A good month and more ago, I seeded several dye plants indoors, thinking I was lengthening the growing season. The Osage Orange, Coreopsis, Indigo and Marigold germinated really well, and looked quite healthy. The Woad, on the other hand, made a skimpy appearance – I think 2 plants germinated.

Once the cold frame was built, I put the flats of dye plants in there to harden them off. The plants loved their new environment, and I was even able to leave them in the cold frame for plant-sitting while I was away for 5 days.

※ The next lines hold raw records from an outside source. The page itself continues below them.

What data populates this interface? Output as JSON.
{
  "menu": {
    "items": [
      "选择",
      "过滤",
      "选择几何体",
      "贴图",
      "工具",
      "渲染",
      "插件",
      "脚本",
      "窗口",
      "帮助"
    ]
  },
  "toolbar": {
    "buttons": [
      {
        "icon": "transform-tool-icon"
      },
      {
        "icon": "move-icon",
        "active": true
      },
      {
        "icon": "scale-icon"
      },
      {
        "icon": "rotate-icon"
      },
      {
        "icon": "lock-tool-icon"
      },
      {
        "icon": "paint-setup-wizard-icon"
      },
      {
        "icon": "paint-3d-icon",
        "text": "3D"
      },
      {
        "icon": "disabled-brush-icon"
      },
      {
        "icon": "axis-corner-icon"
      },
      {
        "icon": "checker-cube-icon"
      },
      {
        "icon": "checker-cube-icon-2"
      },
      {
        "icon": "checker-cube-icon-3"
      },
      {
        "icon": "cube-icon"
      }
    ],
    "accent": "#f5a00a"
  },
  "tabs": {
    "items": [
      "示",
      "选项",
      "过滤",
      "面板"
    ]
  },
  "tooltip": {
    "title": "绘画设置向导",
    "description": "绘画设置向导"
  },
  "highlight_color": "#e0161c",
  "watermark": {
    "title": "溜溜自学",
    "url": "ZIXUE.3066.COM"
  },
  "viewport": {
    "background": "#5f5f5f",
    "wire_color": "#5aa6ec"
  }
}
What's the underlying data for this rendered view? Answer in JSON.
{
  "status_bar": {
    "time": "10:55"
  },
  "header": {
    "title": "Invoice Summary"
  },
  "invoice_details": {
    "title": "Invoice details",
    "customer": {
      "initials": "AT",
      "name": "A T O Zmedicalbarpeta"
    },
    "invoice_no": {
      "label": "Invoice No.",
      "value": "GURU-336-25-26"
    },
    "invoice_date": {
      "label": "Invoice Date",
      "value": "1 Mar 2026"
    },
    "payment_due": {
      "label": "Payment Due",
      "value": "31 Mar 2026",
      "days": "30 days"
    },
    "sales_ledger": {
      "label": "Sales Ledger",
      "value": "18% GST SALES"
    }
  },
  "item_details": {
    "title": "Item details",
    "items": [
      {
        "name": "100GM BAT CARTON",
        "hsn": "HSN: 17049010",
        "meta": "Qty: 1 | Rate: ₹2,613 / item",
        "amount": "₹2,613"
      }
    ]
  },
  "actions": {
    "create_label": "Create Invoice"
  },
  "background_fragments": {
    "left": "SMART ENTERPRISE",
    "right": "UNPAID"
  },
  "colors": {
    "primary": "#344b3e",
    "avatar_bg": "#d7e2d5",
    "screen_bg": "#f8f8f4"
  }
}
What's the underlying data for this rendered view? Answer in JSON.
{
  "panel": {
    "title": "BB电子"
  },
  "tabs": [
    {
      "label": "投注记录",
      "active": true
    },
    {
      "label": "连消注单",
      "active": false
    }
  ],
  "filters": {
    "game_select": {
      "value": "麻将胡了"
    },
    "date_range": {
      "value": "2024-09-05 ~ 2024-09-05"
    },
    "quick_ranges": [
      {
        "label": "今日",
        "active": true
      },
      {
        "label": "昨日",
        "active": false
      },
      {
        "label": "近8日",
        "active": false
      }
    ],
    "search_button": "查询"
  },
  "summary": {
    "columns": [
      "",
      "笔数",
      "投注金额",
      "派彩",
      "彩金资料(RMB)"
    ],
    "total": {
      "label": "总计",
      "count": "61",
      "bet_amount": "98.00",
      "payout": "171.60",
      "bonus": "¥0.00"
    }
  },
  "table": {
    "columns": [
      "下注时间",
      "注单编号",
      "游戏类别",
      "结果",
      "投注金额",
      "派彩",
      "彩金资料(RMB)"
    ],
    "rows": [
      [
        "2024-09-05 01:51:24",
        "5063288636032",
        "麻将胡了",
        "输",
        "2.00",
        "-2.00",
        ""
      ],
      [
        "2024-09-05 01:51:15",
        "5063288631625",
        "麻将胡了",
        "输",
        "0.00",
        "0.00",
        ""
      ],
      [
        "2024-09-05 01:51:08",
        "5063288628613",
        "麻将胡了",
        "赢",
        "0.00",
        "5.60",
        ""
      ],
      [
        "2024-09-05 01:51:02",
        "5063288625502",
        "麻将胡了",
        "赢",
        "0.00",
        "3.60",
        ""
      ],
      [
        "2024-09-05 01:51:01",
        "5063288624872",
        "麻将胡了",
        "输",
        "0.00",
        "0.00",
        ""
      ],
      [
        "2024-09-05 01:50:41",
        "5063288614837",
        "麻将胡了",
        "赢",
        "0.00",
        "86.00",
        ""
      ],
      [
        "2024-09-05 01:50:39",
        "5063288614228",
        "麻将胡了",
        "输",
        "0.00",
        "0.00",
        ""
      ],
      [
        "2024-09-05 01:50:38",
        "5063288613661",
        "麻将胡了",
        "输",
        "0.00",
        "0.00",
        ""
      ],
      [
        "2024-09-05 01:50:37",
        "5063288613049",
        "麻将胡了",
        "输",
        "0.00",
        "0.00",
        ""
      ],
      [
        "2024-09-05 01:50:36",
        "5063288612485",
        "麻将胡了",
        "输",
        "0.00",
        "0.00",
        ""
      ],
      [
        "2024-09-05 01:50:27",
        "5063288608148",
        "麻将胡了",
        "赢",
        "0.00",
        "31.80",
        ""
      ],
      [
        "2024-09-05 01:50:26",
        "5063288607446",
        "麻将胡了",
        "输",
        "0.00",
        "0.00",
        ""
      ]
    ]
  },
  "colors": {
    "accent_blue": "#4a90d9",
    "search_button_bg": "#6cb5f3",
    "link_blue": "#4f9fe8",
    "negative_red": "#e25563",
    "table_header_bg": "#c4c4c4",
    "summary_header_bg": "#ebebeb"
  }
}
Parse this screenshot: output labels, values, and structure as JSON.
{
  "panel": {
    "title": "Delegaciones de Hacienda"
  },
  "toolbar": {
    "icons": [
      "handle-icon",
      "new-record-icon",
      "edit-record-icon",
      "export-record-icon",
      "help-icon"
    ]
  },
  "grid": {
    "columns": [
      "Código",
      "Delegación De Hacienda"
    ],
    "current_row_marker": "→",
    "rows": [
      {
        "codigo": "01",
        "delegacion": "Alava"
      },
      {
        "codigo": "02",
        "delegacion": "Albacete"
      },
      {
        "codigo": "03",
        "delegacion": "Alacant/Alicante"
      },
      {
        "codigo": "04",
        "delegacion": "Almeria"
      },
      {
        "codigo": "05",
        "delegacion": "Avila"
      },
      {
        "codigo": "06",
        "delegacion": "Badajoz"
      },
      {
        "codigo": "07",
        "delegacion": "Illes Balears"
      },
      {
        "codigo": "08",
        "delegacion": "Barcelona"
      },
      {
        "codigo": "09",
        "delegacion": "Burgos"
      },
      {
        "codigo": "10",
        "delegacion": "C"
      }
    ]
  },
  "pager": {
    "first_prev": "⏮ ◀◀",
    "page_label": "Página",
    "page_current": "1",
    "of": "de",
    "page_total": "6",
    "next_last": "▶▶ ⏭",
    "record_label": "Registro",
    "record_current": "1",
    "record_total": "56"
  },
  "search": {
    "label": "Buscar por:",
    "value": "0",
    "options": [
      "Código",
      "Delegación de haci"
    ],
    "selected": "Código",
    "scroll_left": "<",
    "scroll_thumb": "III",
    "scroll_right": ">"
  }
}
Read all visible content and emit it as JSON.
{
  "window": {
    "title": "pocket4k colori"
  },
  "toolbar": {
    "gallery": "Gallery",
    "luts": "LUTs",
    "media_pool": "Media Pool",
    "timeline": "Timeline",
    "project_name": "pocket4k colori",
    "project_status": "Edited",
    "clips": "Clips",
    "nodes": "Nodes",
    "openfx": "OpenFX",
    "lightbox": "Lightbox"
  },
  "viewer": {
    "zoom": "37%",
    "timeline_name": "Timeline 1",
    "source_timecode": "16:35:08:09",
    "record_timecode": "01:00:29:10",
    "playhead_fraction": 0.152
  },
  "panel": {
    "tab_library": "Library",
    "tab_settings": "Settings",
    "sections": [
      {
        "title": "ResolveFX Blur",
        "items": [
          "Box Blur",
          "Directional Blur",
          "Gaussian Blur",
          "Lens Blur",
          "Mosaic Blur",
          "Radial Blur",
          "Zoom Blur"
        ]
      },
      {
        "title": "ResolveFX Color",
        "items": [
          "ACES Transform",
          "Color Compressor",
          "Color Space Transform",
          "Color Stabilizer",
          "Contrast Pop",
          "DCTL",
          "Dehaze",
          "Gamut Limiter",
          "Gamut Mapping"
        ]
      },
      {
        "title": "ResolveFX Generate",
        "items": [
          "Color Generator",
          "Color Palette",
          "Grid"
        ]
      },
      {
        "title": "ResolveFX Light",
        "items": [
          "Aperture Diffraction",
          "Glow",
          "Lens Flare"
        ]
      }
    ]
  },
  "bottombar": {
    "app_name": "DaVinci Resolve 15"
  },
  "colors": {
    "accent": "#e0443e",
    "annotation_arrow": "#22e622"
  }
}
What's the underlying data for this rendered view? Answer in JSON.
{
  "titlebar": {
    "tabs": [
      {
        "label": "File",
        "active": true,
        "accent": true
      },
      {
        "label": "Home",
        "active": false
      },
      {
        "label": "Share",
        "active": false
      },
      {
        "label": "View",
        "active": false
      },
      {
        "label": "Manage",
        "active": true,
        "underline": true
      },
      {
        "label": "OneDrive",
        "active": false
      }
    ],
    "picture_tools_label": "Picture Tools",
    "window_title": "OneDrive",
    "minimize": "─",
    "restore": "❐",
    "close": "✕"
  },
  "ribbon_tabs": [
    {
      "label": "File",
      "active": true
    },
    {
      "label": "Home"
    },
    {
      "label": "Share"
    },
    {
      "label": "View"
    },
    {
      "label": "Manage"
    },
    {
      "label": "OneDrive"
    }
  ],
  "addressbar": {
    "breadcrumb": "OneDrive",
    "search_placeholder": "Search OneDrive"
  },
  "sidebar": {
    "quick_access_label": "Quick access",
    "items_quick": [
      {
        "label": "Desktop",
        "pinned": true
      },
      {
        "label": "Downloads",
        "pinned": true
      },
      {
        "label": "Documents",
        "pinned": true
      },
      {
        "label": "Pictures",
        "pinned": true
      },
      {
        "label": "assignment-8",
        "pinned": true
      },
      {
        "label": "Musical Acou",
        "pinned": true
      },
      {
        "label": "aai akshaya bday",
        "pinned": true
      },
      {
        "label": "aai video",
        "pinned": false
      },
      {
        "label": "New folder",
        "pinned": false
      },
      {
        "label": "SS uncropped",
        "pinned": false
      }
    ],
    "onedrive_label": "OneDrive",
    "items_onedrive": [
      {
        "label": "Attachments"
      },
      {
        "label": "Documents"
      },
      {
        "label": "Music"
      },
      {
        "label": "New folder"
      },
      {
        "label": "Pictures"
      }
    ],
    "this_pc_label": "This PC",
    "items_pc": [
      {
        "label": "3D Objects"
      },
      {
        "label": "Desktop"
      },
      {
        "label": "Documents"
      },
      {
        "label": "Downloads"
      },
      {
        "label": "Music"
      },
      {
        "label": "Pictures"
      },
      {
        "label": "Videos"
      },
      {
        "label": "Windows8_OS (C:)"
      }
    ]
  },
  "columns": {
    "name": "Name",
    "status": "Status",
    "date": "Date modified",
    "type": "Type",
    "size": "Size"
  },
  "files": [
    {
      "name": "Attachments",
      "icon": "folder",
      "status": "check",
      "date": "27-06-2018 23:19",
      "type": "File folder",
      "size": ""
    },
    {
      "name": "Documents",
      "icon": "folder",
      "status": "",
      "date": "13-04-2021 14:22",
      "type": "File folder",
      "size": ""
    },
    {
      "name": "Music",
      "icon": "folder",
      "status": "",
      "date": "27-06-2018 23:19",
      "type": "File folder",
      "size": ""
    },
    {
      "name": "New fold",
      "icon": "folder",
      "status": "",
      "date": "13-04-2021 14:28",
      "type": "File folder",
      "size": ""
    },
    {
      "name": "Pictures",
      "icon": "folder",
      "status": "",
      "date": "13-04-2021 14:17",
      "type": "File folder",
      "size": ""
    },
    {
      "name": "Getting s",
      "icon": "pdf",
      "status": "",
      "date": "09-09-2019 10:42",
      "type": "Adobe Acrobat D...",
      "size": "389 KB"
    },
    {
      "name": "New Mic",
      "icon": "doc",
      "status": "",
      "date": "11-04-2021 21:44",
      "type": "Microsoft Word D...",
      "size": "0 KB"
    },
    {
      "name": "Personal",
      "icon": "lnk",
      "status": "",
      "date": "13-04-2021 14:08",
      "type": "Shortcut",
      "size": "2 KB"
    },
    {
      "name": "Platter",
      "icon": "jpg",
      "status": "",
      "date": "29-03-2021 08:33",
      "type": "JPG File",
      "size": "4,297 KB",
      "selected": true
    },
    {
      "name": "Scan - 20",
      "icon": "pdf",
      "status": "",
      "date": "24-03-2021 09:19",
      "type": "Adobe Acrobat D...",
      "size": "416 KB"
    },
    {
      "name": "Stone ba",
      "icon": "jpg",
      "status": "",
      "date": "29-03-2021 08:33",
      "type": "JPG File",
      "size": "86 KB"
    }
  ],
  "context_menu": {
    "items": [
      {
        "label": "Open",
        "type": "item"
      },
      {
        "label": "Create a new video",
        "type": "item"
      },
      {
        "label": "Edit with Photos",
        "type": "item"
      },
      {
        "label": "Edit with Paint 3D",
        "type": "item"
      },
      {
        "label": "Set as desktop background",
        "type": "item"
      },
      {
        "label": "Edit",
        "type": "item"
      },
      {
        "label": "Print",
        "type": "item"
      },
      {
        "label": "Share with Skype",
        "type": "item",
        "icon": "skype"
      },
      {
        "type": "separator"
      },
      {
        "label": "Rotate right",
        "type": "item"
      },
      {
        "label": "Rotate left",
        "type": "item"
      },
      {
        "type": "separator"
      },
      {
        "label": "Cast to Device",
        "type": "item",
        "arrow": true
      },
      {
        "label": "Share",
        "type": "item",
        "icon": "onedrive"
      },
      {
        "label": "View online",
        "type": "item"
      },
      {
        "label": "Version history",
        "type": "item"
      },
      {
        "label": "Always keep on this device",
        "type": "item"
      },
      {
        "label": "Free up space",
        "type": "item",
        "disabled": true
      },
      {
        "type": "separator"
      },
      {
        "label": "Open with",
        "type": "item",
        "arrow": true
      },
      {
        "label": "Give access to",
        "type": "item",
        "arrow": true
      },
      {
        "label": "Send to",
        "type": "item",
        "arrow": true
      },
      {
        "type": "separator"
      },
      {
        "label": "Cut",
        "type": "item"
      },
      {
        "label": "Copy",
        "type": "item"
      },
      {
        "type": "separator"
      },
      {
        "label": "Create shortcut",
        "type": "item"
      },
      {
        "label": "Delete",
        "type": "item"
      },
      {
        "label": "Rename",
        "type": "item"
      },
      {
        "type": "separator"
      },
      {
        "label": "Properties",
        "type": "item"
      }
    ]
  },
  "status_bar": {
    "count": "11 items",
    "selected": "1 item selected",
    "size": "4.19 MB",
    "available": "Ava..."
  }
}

Then, one morning I discovered 3 fat slugs in there! WTF? They had already eaten 1.5 Woad seedlings. I hastily chopped off their heads, and sprinkled egg shells all around the flats, plus salt along the top of the frame. I figure they had crawled into the Salish Soil while it was stored for a month under the tarp on the driveway. The slugs have had a field day in the gardens this wet cold year.

Slugged narcissus

But, there’s still no evidence of any in our rooftop garden. The soils (Salish and Sea Soils) we put into the raised beds there was sterilized from the composting process, and they don’t seem to have crawled up there yet. I will monitor carefully.

Speaking of garden pests, hoards of green aphids have already found the healthy-looking columbine (Organic gardening experts would have you believe that really robust plants are resistant to pests.) One day they were not there, the next day there was a population explosion. I sprayed them with the hose, then made a garlic spray with a tiny bit of oil and a tiny bit of dish soap. It seems to have helped, but I check them every day. Last year I noticed that the Columbine is prone to powdery mildew, so I will use the organic spray, Serenade, as a preventative.